Back to this bingeing thing:  it's scary.  I think I'm doing it because if bariatric surgery is an option, then why not go all out while I can?  Also, it seems like I do it every time someone tells me how to manage my body.  Huh.  Guess that makes sense.  That was my way at getting back at Mom for putting all the pressure on me to lose weight as a kid.  But the thing is that now, I'm an adult – I want to be healthy.  I want to eat right.  I like eating right.  So why do I lash out just because someone else wants the same for me?

 

It's all so confusing.  I just feel like I'm twelve years old again, riding in the passenger seat of Mom's Mercury after a bad weigh-in at the Phen-Fen doctor, facing the window so she can't see me cry.

 

Will I ever grow up?

 

So there's that,

 

Laura

3 comments:

Anonymous said...

"The trick is in what one emphasizes.
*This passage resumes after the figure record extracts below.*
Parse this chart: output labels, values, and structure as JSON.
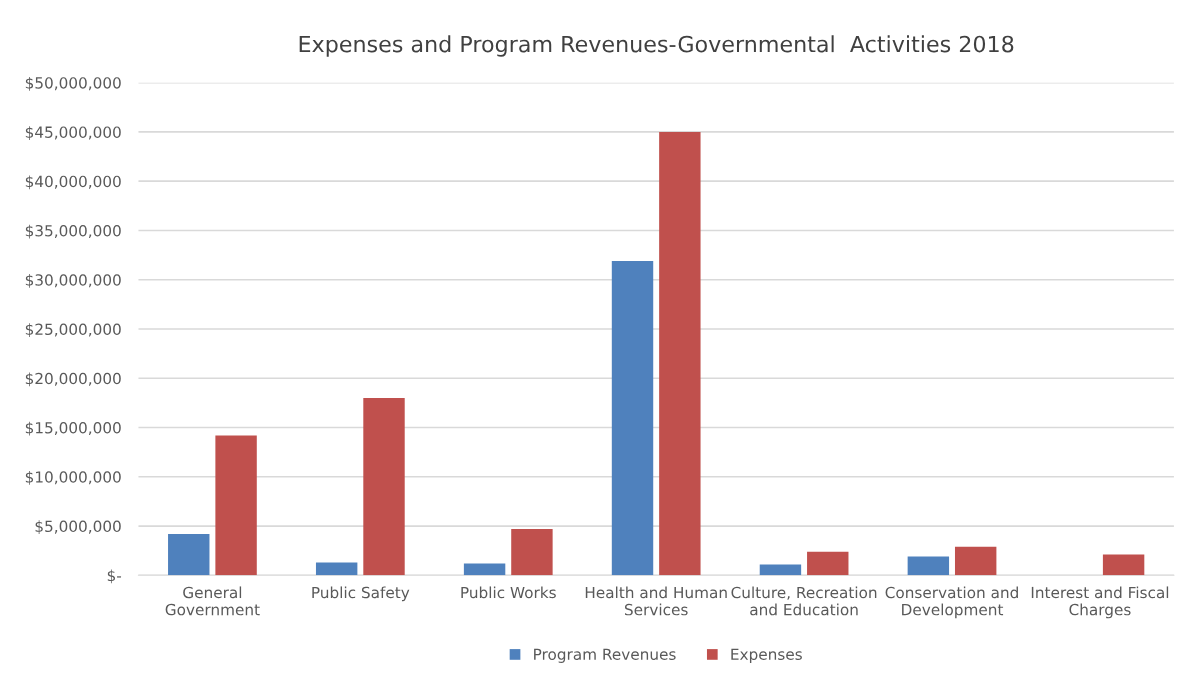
{
  "chart_data": {
    "type": "bar",
    "title": "Expenses and Program Revenues-Governmental  Activities 2018",
    "categories": [
      "General\nGovernment",
      "Public Safety",
      "Public Works",
      "Health and Human\nServices",
      "Culture, Recreation\nand Education",
      "Conservation and\nDevelopment",
      "Interest and Fiscal\nCharges"
    ],
    "series": [
      {
        "name": "Program Revenues",
        "color": "#4f81bd",
        "values": [
          4200000,
          1300000,
          1200000,
          31900000,
          1100000,
          1900000,
          null
        ]
      },
      {
        "name": "Expenses",
        "color": "#c0504d",
        "values": [
          14200000,
          18000000,
          4700000,
          45000000,
          2400000,
          2900000,
          2100000
        ]
      }
    ],
    "ylim": [
      0,
      50000000
    ],
    "yticks": [
      {
        "value": 0,
        "label": "$-"
      },
      {
        "value": 5000000,
        "label": "$5,000,000"
      },
      {
        "value": 10000000,
        "label": "$10,000,000"
      },
      {
        "value": 15000000,
        "label": "$15,000,000"
      },
      {
        "value": 20000000,
        "label": "$20,000,000"
      },
      {
        "value": 25000000,
        "label": "$25,000,000"
      },
      {
        "value": 30000000,
        "label": "$30,000,000"
      },
      {
        "value": 35000000,
        "label": "$35,000,000"
      },
      {
        "value": 40000000,
        "label": "$40,000,000"
      },
      {
        "value": 45000000,
        "label": "$45,000,000"
      },
      {
        "value": 50000000,
        "label": "$50,000,000"
      }
    ],
    "grid": "y",
    "legend": "bottom"
  }
}
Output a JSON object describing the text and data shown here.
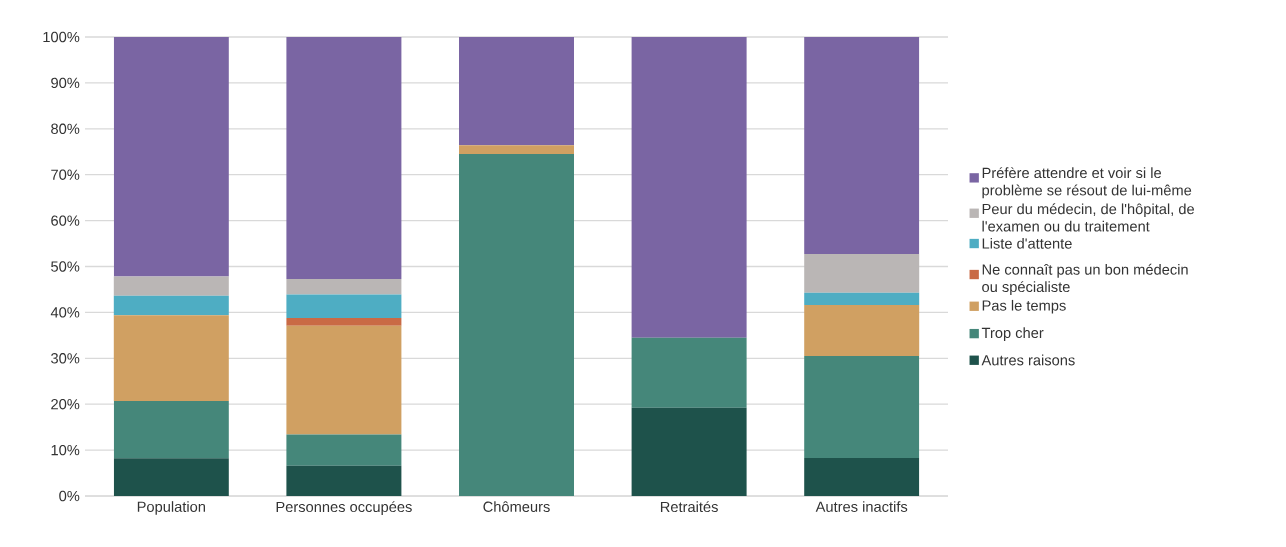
{
  "chart_data": {
    "type": "bar",
    "stacked": true,
    "categories": [
      "Population",
      "Personnes occupées",
      "Chômeurs",
      "Retraités",
      "Autres inactifs"
    ],
    "series": [
      {
        "name": "Autres raisons",
        "color": "#1e524b",
        "values": [
          8.2,
          6.6,
          0,
          19.2,
          8.3
        ]
      },
      {
        "name": "Trop cher",
        "color": "#45877a",
        "values": [
          12.5,
          6.8,
          74.5,
          15.3,
          22.2
        ]
      },
      {
        "name": "Pas le temps",
        "color": "#d0a062",
        "values": [
          18.7,
          23.7,
          1.9,
          0,
          11.1
        ]
      },
      {
        "name": "Ne connaît pas un bon médecin ou spécialiste",
        "color": "#c96a45",
        "values": [
          0,
          1.7,
          0,
          0,
          0
        ]
      },
      {
        "name": "Liste d'attente",
        "color": "#4eadc3",
        "values": [
          4.2,
          5.1,
          0,
          0,
          2.7
        ]
      },
      {
        "name": "Peur du médecin, de l'hôpital, de l'examen ou du traitement",
        "color": "#bab6b5",
        "values": [
          4.2,
          3.4,
          0,
          0,
          8.4
        ]
      },
      {
        "name": "Préfère attendre et voir si le problème se résout de lui-même",
        "color": "#7a65a3",
        "values": [
          52.2,
          52.7,
          23.6,
          65.5,
          47.3
        ]
      }
    ],
    "ylim": [
      0,
      100
    ],
    "yticks": [
      {
        "value": 0,
        "label": "0%"
      },
      {
        "value": 10,
        "label": "10%"
      },
      {
        "value": 20,
        "label": "20%"
      },
      {
        "value": 30,
        "label": "30%"
      },
      {
        "value": 40,
        "label": "40%"
      },
      {
        "value": 50,
        "label": "50%"
      },
      {
        "value": 60,
        "label": "60%"
      },
      {
        "value": 70,
        "label": "70%"
      },
      {
        "value": 80,
        "label": "80%"
      },
      {
        "value": 90,
        "label": "90%"
      },
      {
        "value": 100,
        "label": "100%"
      }
    ],
    "grid": "y",
    "legend": "right"
  }
}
We either make ourselves miserable, or we make ourselves happy. The amount of work is the same."
-Carlos Castaneda

Anonymous said...

You are not alone...there are soo many people out there who struggle with this. (raises hand).

I hope we can find some time soon to get together!

melissa

Johnny said...

We all fall down. Sometimes more often than we want. It's getting back up, dusting yourself off and continuing on that shows who we are.

You can dwell on a failure or dwell on where you want to go from here Laura.